Food insulin index improves acute postprandial glycemia in type 1 diabetes versus carb counting
TURSDAY, Oct. 4 (HealthDay News) -- In patients with type 1 diabetes using intensive insulin pump therapy, a novel food insulin index (FII)-based algorithm improves acute postprandial glycemia compared with the use of carbohydrate counting, according to a study published in the October issue of Diabetes Care.
Jiansong Bao, from the University of Sydney in Australia, and colleagues compared a new FII-based algorithm for estimating mealtime insulin dose with the use of carbohydrate counting in 28 adults with type 1 diabetes who used insulin pump therapy. Two breakfast meals that differed approximately two-fold in carbohydrate content, and that compared equally in terms of energy, glycemic index, fiber, and calculated insulin demand, were consumed by participants in random order on three consecutive mornings. For one meal, the bolus insulin dose was determined by applying carbohydrate counting (75 g carbohydrate). For the other two mornings, carbohydrate counting and the FII algorithm were applied to a meal containing 41 g carbohydrate. The three-hour postprandial glycemia was assessed using a real-time continuous glucose monitor.

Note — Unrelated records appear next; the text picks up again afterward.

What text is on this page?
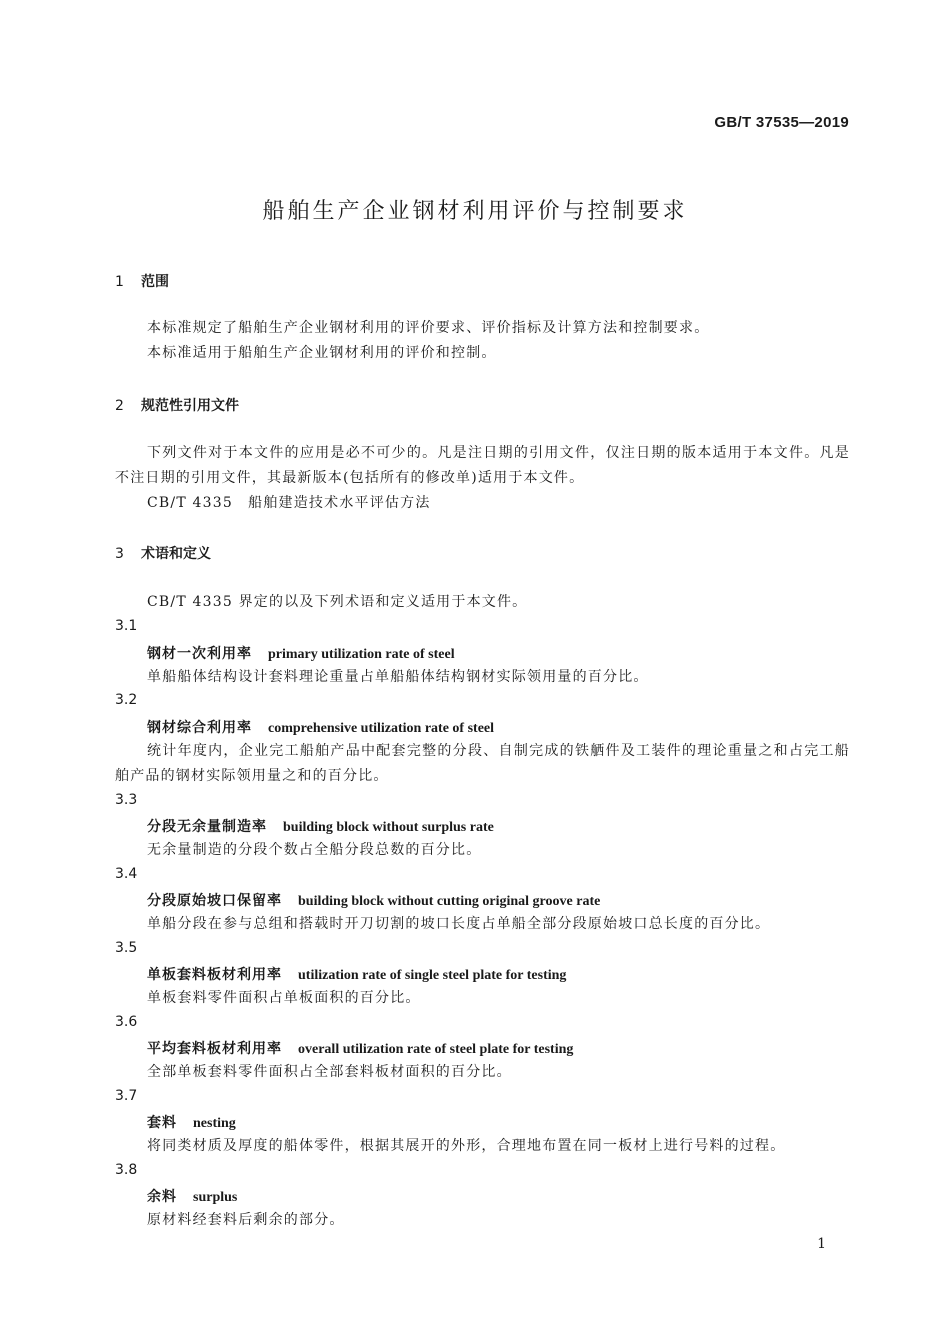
GB/T 37535—2019
船舶生产企业钢材利用评价与控制要求
1 范围
本标准规定了船舶生产企业钢材利用的评价要求、评价指标及计算方法和控制要求。
本标准适用于船舶生产企业钢材利用的评价和控制。
2 规范性引用文件
下列文件对于本文件的应用是必不可少的。凡是注日期的引用文件，仅注日期的版本适用于本文件。凡是不注日期的引用文件，其最新版本(包括所有的修改单)适用于本文件。
CB/T 4335　船舶建造技术水平评估方法
3 术语和定义
CB/T 4335 界定的以及下列术语和定义适用于本文件。
3.1
钢材一次利用率 primary utilization rate of steel
单船船体结构设计套料理论重量占单船船体结构钢材实际领用量的百分比。
3.2
钢材综合利用率 comprehensive utilization rate of steel
统计年度内，企业完工船舶产品中配套完整的分段、自制完成的铁舾件及工装件的理论重量之和占完工船舶产品的钢材实际领用量之和的百分比。
3.3
分段无余量制造率 building block without surplus rate
无余量制造的分段个数占全船分段总数的百分比。
3.4
分段原始坡口保留率 building block without cutting original groove rate
单船分段在参与总组和搭载时开刀切割的坡口长度占单船全部分段原始坡口总长度的百分比。
3.5
单板套料板材利用率 utilization rate of single steel plate for testing
单板套料零件面积占单板面积的百分比。
3.6
平均套料板材利用率 overall utilization rate of steel plate for testing
全部单板套料零件面积占全部套料板材面积的百分比。
3.7
套料 nesting
将同类材质及厚度的船体零件，根据其展开的外形，合理地布置在同一板材上进行号料的过程。
3.8
余料 surplus
原材料经套料后剩余的部分。
1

The investigators found that, compared to carbohydrate counting, the FII algorithm significantly decreased the peak glucose excursion and the glucose incremental area under the curve over three hours. The percentage of time within the normal blood glucose range improved significantly with the FII algorithm. The occurrence of hypoglycemia did not differ significantly between the groups.
"An insulin algorithm based on physiological insulin demand evoked by foods in healthy subjects may be a useful tool for estimating mealtime insulin dose in patients with type 1 diabetes," the authors write.